Et voilà, en début de printemps, je rafraîchissais mes os au jour déclinant. Je me prenais pour le Bouddha languissant à méditer sur ma destinée. J’avais invité le printemps à s’asseoir sur mon banc mais il était tout occupé à faire bourgeonner les arbres et n’avait point le temps de la causette.

Et puis, soyons juste, même assis en tailleur, les doigts en cul de poule sur les genoux, je n’ai rien d’un œuf qui plane. Plutôt, un bulot mayonnaisant et pester sur mon destin. Assis au Jardin Anglais, face aux marchands des temps nouveaux, des temples récents. Nul ne peut ignorer qui fait quoi, qui vend quoi. Tout est écris sur les murs, en grosses lettres de couleur. La nuit, le feu de ces lettres lance des serpents électriques qui traversent le lac. Ils ondulent d’une rive à l’autre sans jamais se mélanger. Ils forment parfois sur le jet d’eau triomphant un arc en ciel tremblant. C’est alors une féerie de milliers de gouttes rouges, vertes, jaunes, bleues qui s’éparpillent, minuscules papillons, au gré du vent. Tandis que sur les toits des immeubles en bordure, de grosses enseignes marquent le ciel au fer blanc. Triste ciel qui, sous cet assaut furieux devient invisible. Pauvre ciel qui, chaque soir aimerait faire admirer son beau costume à paillettes. Malheureux ciel fade, dont l’aplat n’apaise pas nos âmes tant sollicitées. Nostalgique ciel dont on perçoit, parfois, des loques qui traînent misérablement entre deux réverbères, entre rêves barbares. Et quelques rares étoiles téméraires frissonnent de l’abandon des poètes accrocs à internet.

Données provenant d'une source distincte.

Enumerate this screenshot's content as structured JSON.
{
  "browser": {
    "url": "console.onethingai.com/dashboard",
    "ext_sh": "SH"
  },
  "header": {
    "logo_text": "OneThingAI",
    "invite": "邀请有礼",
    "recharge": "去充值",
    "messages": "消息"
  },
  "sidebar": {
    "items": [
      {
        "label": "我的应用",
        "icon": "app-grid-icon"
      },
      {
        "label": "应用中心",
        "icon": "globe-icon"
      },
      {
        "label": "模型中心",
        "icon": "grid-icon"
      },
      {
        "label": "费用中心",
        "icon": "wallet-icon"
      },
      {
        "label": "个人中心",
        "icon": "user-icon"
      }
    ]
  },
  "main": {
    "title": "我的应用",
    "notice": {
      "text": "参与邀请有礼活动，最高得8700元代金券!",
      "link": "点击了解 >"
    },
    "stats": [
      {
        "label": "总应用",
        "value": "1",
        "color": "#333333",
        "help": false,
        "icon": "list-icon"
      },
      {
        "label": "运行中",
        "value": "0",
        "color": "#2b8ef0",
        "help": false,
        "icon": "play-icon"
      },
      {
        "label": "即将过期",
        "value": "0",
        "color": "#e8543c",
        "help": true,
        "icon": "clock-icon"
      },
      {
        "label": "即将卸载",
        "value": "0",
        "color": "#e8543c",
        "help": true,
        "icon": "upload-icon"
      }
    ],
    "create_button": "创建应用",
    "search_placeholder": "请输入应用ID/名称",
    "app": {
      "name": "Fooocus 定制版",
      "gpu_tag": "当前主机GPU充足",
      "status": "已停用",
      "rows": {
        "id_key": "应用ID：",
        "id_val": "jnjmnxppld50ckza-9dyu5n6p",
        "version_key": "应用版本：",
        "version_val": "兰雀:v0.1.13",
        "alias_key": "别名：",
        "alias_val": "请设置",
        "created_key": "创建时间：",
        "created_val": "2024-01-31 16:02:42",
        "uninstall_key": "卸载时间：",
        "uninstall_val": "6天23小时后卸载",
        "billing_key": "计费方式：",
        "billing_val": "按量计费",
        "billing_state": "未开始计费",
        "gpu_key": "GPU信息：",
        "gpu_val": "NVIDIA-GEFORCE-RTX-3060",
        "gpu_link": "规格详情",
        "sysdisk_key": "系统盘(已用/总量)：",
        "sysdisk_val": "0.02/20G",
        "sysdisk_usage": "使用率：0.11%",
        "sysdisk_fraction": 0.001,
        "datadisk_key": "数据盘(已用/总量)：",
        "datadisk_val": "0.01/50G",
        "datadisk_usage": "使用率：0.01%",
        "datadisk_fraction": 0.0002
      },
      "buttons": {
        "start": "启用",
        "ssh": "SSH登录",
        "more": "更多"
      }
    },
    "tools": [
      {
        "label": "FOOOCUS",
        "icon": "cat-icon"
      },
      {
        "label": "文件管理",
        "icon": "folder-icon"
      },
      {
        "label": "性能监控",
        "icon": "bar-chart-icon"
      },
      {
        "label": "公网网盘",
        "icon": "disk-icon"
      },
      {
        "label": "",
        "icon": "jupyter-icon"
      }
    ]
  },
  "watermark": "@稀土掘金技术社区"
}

Un tout jeune garçon multicolore s’est assis à côté de moi. Pas plus de huit ans, sans doute. Il s’est retiré une botte, la gauche, puis l’a collée, grande ouverte, contre son oreille droite.

Devant cet étrange comportement, je l’interpelle doucement

– Hé bien mon garçon, que fais-tu ?

– Chut, me répond l’enfant, j’écoute le bruit de la terre. Son chant est si faible, le souffle d’une mourante.